Mexico plans to first distribute 70,000 National Guard members across the country and then swell the ranks to 150,000 in the coming months, bringing together federal police, marines, soldiers and new recruits to protect Mexicans from rising rates of murder and other crimes. The Public Safety Department says those who transfer will maintain their ranks and benefits.
"With the National Guard, the darkest days of insecurity will stay in the past," vowed Public Safety Minister Alfonso Durazo.
National Guard members stood at attention wearing snow white fatigues, black armbands with the initials GN and assault rifles slung across their chests while the officials spoke. Other, unarmed members of the force donned black hats with checkerboard patterns.

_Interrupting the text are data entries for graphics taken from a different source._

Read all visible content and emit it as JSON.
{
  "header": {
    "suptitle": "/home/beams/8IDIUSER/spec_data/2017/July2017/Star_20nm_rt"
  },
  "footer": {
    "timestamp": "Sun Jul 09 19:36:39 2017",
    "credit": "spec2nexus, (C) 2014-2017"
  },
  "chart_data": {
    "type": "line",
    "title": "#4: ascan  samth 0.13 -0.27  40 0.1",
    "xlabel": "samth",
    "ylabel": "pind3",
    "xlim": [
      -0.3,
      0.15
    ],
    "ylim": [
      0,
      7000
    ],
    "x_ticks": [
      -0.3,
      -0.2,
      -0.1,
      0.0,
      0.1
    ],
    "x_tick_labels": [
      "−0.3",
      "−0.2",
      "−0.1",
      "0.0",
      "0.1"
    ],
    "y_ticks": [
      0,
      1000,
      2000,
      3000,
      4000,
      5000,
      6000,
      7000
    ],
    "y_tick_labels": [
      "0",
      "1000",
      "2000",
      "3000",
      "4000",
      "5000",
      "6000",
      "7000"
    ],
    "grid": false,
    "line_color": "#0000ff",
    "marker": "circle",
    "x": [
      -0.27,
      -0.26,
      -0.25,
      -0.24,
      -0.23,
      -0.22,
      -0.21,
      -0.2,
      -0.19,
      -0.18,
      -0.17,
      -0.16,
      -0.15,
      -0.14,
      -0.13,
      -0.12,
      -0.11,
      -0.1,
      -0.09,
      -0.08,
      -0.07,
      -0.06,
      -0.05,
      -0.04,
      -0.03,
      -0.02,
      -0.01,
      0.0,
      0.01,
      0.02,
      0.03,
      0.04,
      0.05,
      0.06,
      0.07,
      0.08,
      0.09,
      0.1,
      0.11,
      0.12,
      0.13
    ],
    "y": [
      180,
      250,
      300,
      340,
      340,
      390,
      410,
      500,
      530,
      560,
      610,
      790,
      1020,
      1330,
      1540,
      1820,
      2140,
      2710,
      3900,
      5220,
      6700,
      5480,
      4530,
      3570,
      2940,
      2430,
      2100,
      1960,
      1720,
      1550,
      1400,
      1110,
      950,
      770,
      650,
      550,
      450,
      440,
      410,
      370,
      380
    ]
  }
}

"There will be no rest, there will be no truce" as the National Guard works to "satisfy the most heartfelt demands of society," said Luis Rodríguez Bucio, the brigadier general in charge of the force.
López Obrador took office in December saying he wanted to address the root causes of Mexico's spiraling violence rather than worry about going after the country's drug lords like previous administrations. He repeated that desire Sunday, saying that the cornerstone of his security plan is to protect every day Mexicans.
Critics of the National Guard argue that reliance on a federal entity for security means that states and local governments won't be empowered to stamp out trouble on their own. They envision the National Guard moving from hotspot to hotspot, much like the military has done in recent years.
"They are just rebranding something so that it's not called the army -- but it's the army," said Alejandro Schtulmann, president of the Mexico City-based political risk firm EMPRA.
Last year saw the highest number of murders in Mexico in at least 20 years. Human rights groups had hoped that the new administration would reduce the military's role in internal policing and the country had been under international pressure for years to reform its police and send the soldiers back to their barracks.
Nearly a third of the National Guard has already been stationed along Mexico's southern and northern borders to stem the tide of migrants passing through the country to reach the U.S.
The militarization of the southern border could serve a double purpose by limiting the flow of drugs heading north from Central America, said Schtulmann. But deploying the National Guard for immigration purposes could also subtract valuable human resources from the effort to reduce violent crime.